Reconozco que, como se ha dicho tantas veces, me impresionó su velocidad mental y capacidad de trabajo. Sabía de todo, dominaba los datos con rigor y trabajaba, literalmente, de sol a sol. Sin feriados ni festivos. Me pidió estudiar en detalle los costos y plazos de uno de sus proyectos estrella: Un chileno, un árbol. “No basta con que la idea sea buena, también tiene que poder hacerse”, me dijo.
Con los años, no obstante, aprendí a conocer otras facetas de su liderazgo que me marcaron. Durante una década trabajando a su lado, en diversas posiciones, pude apreciar algunas cualidades que, creo, explican la forma en que ha crecido su figura con el tiempo.
La primera es el coraje con que enfrentaba las dificultades. Sobran los ejemplos. El caso más emblemático fue el rescate de los mineros. Recuerdo una reunión en La Moneda en agosto de 2011, el viernes previo a que los encontraran. En ese entonces, yo dirigía la División de Estudios de la Segpres, donde solíamos organizar encuentros con analistas y expertos en comunicaciones para comentar la contingencia, observaciones que luego reportábamos al Mandatario. En dicha reunión, unánimemente nos recomendaron terminar la búsqueda. “Se van a desangrar políticamente”, afirmó uno de los invitados. “Es puro costo”, señaló otro. Incluso, alguien propuso realizar unas exequias simbólicas. Por supuesto, Piñera no tomó en cuenta ninguna de esas opiniones y, 48 horas después, los benditos sondajes dieron con los mineros. El rescate fue una fiesta que se volvió un hito mundial.
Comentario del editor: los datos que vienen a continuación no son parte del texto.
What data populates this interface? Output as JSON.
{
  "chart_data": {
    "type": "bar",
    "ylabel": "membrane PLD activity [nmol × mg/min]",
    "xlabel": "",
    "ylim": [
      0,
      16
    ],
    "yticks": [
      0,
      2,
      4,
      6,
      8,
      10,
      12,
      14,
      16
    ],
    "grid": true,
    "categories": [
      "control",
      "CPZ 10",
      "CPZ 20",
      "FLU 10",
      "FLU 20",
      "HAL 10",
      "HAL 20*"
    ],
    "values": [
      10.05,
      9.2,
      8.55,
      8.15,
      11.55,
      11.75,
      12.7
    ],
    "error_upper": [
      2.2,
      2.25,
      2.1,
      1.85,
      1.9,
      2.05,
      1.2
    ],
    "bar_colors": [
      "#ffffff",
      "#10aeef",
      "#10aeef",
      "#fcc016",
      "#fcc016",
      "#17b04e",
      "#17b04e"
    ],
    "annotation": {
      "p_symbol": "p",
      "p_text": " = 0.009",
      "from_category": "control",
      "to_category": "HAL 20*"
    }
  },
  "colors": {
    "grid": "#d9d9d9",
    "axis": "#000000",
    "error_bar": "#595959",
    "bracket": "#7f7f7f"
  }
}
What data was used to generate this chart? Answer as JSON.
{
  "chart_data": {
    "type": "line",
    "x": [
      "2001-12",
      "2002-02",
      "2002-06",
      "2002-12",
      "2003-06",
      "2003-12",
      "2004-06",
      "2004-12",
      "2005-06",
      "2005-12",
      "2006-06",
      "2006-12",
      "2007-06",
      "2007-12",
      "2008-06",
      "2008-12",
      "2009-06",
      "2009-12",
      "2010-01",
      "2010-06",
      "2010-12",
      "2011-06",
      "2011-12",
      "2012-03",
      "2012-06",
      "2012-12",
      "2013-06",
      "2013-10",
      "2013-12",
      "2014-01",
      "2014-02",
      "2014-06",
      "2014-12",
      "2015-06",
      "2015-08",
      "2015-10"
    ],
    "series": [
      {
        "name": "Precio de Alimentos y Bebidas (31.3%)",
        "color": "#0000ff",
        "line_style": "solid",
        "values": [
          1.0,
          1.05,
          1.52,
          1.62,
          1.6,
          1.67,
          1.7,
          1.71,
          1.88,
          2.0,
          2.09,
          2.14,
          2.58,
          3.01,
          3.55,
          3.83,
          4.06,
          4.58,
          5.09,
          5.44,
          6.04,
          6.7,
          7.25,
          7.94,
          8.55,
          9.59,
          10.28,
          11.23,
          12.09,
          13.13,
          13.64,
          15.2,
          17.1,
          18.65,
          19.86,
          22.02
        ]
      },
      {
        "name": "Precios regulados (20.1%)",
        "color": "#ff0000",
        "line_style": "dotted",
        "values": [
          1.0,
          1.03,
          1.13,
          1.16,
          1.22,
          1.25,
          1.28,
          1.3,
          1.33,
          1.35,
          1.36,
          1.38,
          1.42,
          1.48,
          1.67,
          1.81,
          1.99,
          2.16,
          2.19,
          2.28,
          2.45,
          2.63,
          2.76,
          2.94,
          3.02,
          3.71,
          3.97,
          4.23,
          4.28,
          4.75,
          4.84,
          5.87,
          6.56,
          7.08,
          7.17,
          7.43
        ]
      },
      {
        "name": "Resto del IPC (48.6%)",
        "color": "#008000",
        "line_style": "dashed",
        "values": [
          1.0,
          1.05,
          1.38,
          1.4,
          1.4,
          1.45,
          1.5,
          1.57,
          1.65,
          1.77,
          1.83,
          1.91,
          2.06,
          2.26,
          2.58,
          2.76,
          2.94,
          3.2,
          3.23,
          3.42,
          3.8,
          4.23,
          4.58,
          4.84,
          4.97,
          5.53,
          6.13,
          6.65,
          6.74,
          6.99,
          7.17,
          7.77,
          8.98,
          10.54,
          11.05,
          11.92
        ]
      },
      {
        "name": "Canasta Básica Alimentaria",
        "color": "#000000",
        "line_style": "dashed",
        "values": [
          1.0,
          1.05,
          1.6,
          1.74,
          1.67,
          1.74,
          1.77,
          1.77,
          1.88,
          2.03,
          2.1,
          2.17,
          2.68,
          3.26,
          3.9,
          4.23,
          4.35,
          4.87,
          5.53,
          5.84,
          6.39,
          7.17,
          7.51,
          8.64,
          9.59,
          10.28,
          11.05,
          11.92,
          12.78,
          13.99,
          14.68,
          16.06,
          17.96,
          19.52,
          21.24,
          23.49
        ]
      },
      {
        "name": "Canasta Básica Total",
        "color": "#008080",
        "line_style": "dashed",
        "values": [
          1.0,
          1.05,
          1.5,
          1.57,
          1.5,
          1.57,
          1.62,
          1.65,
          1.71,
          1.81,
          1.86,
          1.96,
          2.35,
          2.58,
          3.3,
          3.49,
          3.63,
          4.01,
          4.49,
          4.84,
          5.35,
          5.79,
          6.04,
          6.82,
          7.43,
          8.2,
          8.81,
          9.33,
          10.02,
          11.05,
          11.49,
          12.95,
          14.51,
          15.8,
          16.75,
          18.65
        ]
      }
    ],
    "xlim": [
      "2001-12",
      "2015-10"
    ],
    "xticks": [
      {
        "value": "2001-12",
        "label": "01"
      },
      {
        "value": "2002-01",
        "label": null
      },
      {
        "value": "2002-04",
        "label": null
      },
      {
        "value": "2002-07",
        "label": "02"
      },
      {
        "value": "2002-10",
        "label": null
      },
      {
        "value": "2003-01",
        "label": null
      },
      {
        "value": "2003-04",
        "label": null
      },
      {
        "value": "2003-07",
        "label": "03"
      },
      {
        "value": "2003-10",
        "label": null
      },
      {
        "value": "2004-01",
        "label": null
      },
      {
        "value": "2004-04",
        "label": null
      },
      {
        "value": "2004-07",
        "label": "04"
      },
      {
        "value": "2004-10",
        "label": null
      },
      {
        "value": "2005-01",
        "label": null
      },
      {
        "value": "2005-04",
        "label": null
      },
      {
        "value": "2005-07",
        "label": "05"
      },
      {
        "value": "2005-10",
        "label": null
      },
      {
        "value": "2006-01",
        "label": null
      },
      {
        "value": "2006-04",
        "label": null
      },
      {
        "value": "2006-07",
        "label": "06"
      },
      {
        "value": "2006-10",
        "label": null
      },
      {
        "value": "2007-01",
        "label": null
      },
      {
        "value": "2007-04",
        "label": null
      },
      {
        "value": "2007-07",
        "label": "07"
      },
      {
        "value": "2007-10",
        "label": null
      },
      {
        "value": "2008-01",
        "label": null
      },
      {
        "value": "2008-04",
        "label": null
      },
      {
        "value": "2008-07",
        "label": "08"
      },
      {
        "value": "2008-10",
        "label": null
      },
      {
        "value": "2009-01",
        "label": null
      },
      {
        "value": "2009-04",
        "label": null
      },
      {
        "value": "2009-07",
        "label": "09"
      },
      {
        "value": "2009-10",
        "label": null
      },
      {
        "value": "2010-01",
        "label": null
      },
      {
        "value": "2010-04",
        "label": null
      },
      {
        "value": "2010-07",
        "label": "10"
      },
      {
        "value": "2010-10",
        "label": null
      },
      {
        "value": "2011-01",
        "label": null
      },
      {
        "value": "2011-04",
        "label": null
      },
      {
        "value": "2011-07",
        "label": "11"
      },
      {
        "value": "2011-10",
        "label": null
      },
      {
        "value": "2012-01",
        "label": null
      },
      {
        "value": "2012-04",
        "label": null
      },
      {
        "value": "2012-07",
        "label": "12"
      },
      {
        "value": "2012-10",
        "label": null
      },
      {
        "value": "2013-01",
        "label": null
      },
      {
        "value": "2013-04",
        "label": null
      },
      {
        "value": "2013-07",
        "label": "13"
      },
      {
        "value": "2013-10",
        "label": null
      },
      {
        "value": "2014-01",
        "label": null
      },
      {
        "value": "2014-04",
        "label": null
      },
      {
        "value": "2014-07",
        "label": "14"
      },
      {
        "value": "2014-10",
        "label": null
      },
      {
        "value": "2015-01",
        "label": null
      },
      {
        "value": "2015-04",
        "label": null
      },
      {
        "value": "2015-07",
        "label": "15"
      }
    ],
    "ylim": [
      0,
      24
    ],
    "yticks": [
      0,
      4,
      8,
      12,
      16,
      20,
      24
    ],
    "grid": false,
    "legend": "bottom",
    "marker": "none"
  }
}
La segunda era su profundo sentido del deber. En mi memoria quedó grabada una conversación que sostuvimos en Paracas, Perú, en diciembre de 2016, adonde había sido invitado a un foro empresarial. Venía en un gran momento: Chile Vamos había ganado las municipales y él lideraba cómodamente en las encuestas. Era un hecho que si se presentaba obtendría un segundo mandato. Pese a ello, no daba ninguna señal en relación a la presidencial. Ni siquiera a quienes éramos sus más cercanos. En un instante dado, tarde en la noche y de regreso al hotel, me animé a preguntarle si se lanzaría. “Si dependiese solo de mí, por ningún motivo”, me respondió tajante. Argumentó que la política se había vuelto en extremo odiosa y virulenta. “Ya no hay grandeza, capacidad de diálogo ni buena voluntad”.
Me quedé helado. El país atravesaba años difíciles -eran tiempos de retroexcavadoras y de quitar patines-, y no podía creer que nuestro principal líder pudiese restarse teniendo la primera opción de cambiar el curso de las cosas. Sin embargo, apenas regresamos a Santiago, nos pusimos a preparar su programa de gobierno, como si nada, aun sabiendo que podía venir una tormenta. Esquivar el bulto no iba con su forma de ser.
La tercera era la prudencia con que abordaba los temas más complejos. Siempre evaluaba beneficios y costos, anticipaba escenarios y medía riesgos. Así fue la noche del 12 de noviembre de 2019, cuando arreciaba la violencia en las calles. Muchos le recomendaban optar por la fuerza militar antes que buscar una salida política. La historia es conocida. Se encerró en su oficina y, finalmente, optó por el segundo camino. Sabía que propiciar un enfrentamiento entre compatriotas podía tener consecuencias trágicas para el país. Por lo mismo, valía la pena insistir en un acuerdo, aunque las chances fueran mínimas. Finalmente se alcanzó. La decisión tuvo un alto costo entre los propios. Aquello no le fue indiferente, pero lo aceptó con asombrosa tranquilidad.
El tiempo, qué duda cabe, le terminó dando la razón.